Assim depois dos efeitos arrebatadores, a paixão, vai dando lugar a outros sentimentos. De outro modo, depois de provocar a aproximação a natureza busca favorecer o surgimento de condições que facilitem a permanência da relação, pelo menos, por algum tempo de modo a garantir a manutenção da prole. Esse período caracteriza-se pela presença marcante de um outro hormônio: a oxitocina. Esse hormônio favorece o sentimento de conexão e ligação.
Homens e mulheres, portanto, tomam decisões de consumo orientados por uma simbiose de atributos. Parte deles definidas pelo meio e parte intrínseca a nosso mapa genético. Decidimos com base no que percebemos. Como o que percebemos é apenas parte da experiência, ao decidir e, portanto, ao consumir, sempre o fazemos no contexto de uma racionalidade limitada.
Mas se de um lado homens e mulheres são produto da mesma substância, a simples existência de ambos deve lhes conferir algum caráter particular. De outro modo, presume-se, seriamos hermafroditas. Muito se pode explorar nesse sentido. Aqui, porém nos limitaremos a algumas constatações restritas exclusivamente ao consumo.
Uma outra pesquisa também realizada pelo PROVAR com quinhentos consumidores paulistanos, divididos em estratos representativos levantou o comportamento de compra das pessoas em supermercados. O objetivo precípuo do estudo era o de apontar os elementos que estimulavam a compra por impulso. Por impulso definiu-se a compra não definida previamente.
Dois resultados da pesquisa tem particular interesse para o tema em discussão. Indagou-se aos consumidores, quando da avaliação dos produtos (não apenas perecíveis), se costumavam tocá-los com o propósito de tomar a decisão de compra. Do público feminino 65% afirmou que usualmente se valia do tato, enquanto 80% dos homens disse proceder dessa forma. Por outro lado, ou seja, o segundo resultado, revelou que 55% das mulheres se disseram atraídas pelo aroma, contra 45% do público masculino.
Se partirmos do pressuposto que as mulheres são afinadas para algumas funções que diferem da afinação do homem; como violões e violinos diferem entre si, mas o resultado é a harmonia da orquestra; podemos pensar que os tratos neurológicos que caminham do nariz ao hipotálamo e daí para o cerebelo posterior, tenham funções diferentes conforme o gênero do entrevistado.
Na função de elemento chamativo para a reprodução e manutenção da espécie nas mulheres é a que se apresenta mais bela e cheirosa, já no homem sua atividade de descobrir o venenoso no alimento para a prole se detém no tato.
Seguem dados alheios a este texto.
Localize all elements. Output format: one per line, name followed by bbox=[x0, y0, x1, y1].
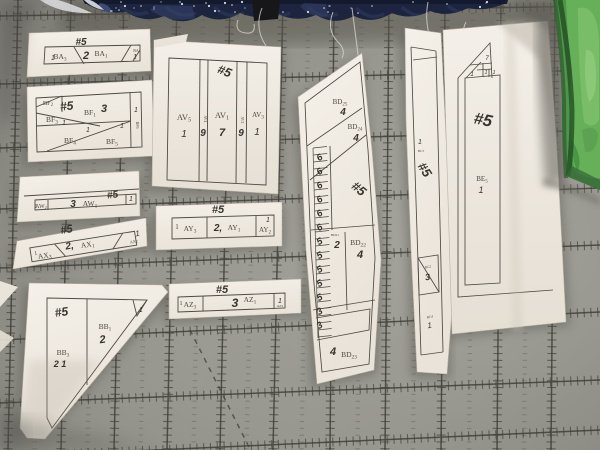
svg-text:1: 1 bbox=[179, 300, 182, 307]
svg-text:AV2: AV2 bbox=[240, 117, 244, 124]
svg-text:1: 1 bbox=[254, 127, 260, 138]
svg-text:3: 3 bbox=[232, 296, 239, 310]
svg-text:1: 1 bbox=[266, 217, 270, 224]
svg-text:1: 1 bbox=[139, 307, 143, 314]
svg-text:1: 1 bbox=[35, 204, 38, 210]
svg-text:4: 4 bbox=[339, 107, 346, 118]
svg-text:AZ2: AZ2 bbox=[277, 304, 284, 308]
svg-text:#5: #5 bbox=[216, 284, 229, 296]
svg-text:9: 9 bbox=[200, 128, 206, 139]
svg-text:#5: #5 bbox=[54, 304, 69, 320]
svg-text:1: 1 bbox=[175, 223, 179, 231]
svg-text:9: 9 bbox=[238, 128, 244, 139]
svg-text:2,: 2, bbox=[213, 223, 222, 234]
svg-text:7: 7 bbox=[219, 127, 226, 139]
svg-text:1: 1 bbox=[418, 139, 422, 146]
svg-text:AV4: AV4 bbox=[203, 116, 207, 123]
svg-text:1: 1 bbox=[134, 107, 138, 114]
svg-text:4: 4 bbox=[356, 249, 363, 261]
svg-text:1: 1 bbox=[485, 70, 488, 76]
svg-text:3: 3 bbox=[70, 199, 76, 210]
svg-text:#5: #5 bbox=[212, 204, 225, 216]
svg-text:1: 1 bbox=[86, 127, 90, 134]
svg-text:BD21: BD21 bbox=[331, 233, 340, 237]
svg-text:2: 2 bbox=[82, 50, 89, 62]
svg-text:BC5: BC5 bbox=[418, 149, 425, 153]
svg-text:2 1: 2 1 bbox=[53, 359, 67, 369]
svg-text:4: 4 bbox=[329, 346, 336, 358]
svg-text:1: 1 bbox=[493, 70, 496, 76]
svg-text:3: 3 bbox=[101, 103, 107, 115]
svg-text:1: 1 bbox=[120, 123, 124, 130]
svg-text:1: 1 bbox=[62, 120, 66, 127]
svg-text:4: 4 bbox=[352, 133, 359, 144]
svg-text:2: 2 bbox=[333, 240, 340, 251]
svg-text:1: 1 bbox=[129, 196, 133, 203]
svg-text:#5: #5 bbox=[106, 189, 119, 202]
svg-text:#5: #5 bbox=[59, 98, 74, 113]
svg-text:1: 1 bbox=[51, 55, 55, 62]
svg-text:BF6: BF6 bbox=[135, 122, 140, 129]
svg-text:2,: 2, bbox=[64, 240, 75, 252]
svg-text:1: 1 bbox=[133, 54, 137, 61]
svg-text:1: 1 bbox=[470, 72, 473, 78]
svg-text:1: 1 bbox=[478, 185, 483, 195]
svg-text:BA: BA bbox=[133, 48, 139, 53]
svg-text:#5: #5 bbox=[75, 37, 87, 48]
svg-text:1: 1 bbox=[181, 129, 187, 140]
Daí que filogenéticamente haja diferenças ancestrais entre os gêneros que se manifestam no impulso da compra; como que se passassem ao largo dos filtros sociais de nossa educação racional.
Apesar de necessitarmos quase em 80% de nossa educação para sermos humanos, o ato do impulso nos remete também ao estrato de sobrevivência de nossa espécie, onde, a despeito dos milhões de anos de mutações, permanecem registros genéticos absolutamente primitivos.
O homem é um sistema fechado em si mesmo, e ao mesmo tempo aberto nas interações com o ambiente. Compreender o processo decisório, ou de modo particular as decisões de consumo, exige que se amplie o horizonte analítico. São essas as preocupações do campo de conhecimento denominado neuro economics
O campo abrangido por tal denominação combina o estudo do funcionamento cérebro e da economia. Essa combinação de conhecimentos da medicina com a economia tem o propósito de analisar como as pessoas formulam planos, como decidem sobre suas escolhas. Afinal todo conhecimento é por excelência holístico. E por essa perspectiva que se pode ampliar o entendimento dos processos de escolha, vislumbrar os limites da razão e o que diferencia ou identifica homens e mulheres nas decisões de consumo.